Elop noted that Nokia’s mass-market Mobile Phones unit “demonstrated stability,” with a 2 percent year-on-year increase in shipment volumes to 73.5 million. However, sales for this business declined by 11 percent year-on-year to EUR2.3 billion year-on-year, with average selling prices dropping by 14 percent (6 percent over the prior quarter) to EUR31.
It was noted that volumes of its higher-priced feature phones were impacted by “competition from more affordable smartphones and from competitors with broader portfolios of feature phones with more smartphone-like experiences, such as full touch devices.” The second quarter saw Nokia launching its first full touch devices in its Asha feature-phone line.
As a whole, the Devices & Services business saw an operating loss of EUR474 million, compared with a prior year loss of EUR216 million, on revenue of EUR4 billion, down from EUR5.5 billion.

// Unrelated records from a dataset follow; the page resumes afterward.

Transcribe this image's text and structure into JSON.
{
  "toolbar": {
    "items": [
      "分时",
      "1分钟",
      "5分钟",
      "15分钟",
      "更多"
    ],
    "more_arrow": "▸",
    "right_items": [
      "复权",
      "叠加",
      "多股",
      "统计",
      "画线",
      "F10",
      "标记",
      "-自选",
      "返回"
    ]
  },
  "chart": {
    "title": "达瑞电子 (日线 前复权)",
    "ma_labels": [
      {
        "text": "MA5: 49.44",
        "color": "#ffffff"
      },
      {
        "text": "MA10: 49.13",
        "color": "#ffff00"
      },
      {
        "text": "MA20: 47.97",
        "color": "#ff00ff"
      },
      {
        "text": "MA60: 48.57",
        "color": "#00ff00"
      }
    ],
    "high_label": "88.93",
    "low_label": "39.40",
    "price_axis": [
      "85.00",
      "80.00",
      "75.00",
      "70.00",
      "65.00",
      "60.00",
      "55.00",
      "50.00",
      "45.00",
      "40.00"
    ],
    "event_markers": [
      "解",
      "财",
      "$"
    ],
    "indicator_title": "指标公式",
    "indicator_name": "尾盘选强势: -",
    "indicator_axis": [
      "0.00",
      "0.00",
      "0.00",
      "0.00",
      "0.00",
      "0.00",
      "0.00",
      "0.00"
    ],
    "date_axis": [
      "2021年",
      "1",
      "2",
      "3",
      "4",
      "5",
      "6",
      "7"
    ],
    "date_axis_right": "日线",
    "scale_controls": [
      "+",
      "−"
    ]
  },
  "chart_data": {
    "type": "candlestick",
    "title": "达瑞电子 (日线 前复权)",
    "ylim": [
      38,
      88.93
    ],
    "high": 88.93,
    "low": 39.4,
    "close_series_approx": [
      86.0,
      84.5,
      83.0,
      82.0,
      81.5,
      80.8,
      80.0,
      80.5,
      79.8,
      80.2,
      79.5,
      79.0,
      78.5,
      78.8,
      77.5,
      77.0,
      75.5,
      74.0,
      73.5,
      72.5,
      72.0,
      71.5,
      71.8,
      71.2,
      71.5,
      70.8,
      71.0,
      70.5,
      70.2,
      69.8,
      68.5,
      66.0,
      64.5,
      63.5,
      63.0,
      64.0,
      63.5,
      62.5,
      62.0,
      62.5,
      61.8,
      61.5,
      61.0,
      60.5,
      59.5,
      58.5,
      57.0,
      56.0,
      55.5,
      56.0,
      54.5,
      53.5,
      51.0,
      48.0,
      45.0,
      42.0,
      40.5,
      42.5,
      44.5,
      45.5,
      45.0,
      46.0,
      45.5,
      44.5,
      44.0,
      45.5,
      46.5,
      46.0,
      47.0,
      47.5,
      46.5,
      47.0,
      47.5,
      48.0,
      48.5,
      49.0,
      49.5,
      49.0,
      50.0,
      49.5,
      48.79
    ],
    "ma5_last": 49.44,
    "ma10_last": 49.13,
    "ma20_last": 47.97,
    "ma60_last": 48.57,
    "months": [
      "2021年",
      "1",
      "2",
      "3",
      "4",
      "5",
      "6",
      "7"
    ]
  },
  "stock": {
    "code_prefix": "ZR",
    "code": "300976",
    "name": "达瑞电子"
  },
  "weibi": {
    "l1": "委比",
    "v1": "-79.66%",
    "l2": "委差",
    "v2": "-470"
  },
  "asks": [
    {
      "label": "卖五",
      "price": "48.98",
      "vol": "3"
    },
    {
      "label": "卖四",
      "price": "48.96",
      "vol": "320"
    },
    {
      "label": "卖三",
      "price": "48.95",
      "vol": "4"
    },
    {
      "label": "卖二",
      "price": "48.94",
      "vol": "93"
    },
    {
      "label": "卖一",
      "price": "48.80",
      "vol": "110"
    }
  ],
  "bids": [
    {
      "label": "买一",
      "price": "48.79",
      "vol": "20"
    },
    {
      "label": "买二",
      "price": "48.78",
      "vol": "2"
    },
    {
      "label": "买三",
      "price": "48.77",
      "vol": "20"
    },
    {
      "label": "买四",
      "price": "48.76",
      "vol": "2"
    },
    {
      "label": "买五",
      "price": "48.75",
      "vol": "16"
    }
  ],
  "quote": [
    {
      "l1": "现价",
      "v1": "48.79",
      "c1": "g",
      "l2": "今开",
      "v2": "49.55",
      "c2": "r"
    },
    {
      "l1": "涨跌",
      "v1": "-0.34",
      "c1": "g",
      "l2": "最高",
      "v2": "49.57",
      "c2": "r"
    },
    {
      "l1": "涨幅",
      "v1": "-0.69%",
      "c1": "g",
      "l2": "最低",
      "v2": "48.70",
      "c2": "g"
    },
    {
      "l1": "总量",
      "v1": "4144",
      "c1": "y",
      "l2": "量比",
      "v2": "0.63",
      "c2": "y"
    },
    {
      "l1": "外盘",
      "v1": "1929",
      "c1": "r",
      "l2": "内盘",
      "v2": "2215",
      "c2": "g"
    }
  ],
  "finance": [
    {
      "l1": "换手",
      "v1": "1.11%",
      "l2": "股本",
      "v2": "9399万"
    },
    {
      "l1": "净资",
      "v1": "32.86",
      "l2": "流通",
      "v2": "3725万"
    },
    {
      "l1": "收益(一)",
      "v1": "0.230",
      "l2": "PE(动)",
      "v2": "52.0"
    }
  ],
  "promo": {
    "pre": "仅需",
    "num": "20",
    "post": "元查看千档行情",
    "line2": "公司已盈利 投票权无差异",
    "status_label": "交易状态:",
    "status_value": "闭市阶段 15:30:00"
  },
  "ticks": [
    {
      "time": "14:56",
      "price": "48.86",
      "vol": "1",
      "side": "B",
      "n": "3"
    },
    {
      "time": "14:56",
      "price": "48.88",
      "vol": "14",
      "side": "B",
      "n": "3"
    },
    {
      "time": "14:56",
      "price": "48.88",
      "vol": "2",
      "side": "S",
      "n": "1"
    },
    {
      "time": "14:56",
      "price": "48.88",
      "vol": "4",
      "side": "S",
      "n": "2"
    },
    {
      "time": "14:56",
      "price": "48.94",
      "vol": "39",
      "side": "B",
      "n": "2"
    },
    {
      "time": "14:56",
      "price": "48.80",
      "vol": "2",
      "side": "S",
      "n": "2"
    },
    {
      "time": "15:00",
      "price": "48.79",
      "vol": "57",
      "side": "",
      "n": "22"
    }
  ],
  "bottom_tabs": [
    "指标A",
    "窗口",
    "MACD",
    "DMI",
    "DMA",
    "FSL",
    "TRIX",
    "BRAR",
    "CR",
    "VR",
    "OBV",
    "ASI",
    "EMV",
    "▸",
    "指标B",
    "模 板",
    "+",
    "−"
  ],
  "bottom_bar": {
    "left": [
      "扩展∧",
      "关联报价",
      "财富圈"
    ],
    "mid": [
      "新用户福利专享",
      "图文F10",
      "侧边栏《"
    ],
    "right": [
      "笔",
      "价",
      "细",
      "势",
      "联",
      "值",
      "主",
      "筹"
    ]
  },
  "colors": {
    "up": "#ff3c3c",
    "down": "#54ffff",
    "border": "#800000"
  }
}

Total volumes fell by 5 percent to 83.7 million units.
Elop said that for the Location & Commerce division, “our business with auto-industry customers continued to grow, and we made good progress establishing our location-based platform with businesses like Yahoo, Flickr and Bing”. This unit reported an operating loss of EUR95 million, compared with EUR104 million in the prior year, on sales of EUR283 million, up 4 percent.
The Nokia Siemens Networks (NSN) infrastructure joint venture saw an operating loss of EUR227 million, compared with EUR111 million in the prior year, on sales of EUR3.3 billion, down from EUR3.6 billion. Elop said that this business “returned to underlying operating profitability through strong execution of its focused strategy.”
Nokia said that on a year-on-year basis, NSN experienced a decline in sales of infrastructure equipment as well as slower operator investment environment in certain markets, including Europe. This was partially offset by a slight increase in services sales.
Nokia’s focus on North America made this the only region to record Devices & Services sales growth, increasing by 45 percent to EUR128 million. This is still by far Nokia’s smallest market – Europe is currently the biggest, where sales fell 34 percent to EUR1.1 billion, followed by Asia Pacific, where sales fell 13 percent to EUR948 million.
Interestingly, in terms of shipment volumes, North America saw a 60 percent drop to 0.6 million year-on-year, remaining flat quarter-on-quarter – indicating that its Lumia devices are failing to ignite the market. Asia Pacific was the only region to see shipment growth, increasing by 17 percent to 28.6 million – making it the largest market in volume terms.
Looking forward, Nokia said it expects its non-IFRS Devices & Services operating margin in Q3 will be “similar to the second quarter 2012 level of negative 9.1 percent, plus or minus four percentage points.” It said it expects the period to be “challenging” for its Smart Devices unit, as it continues its product transitions.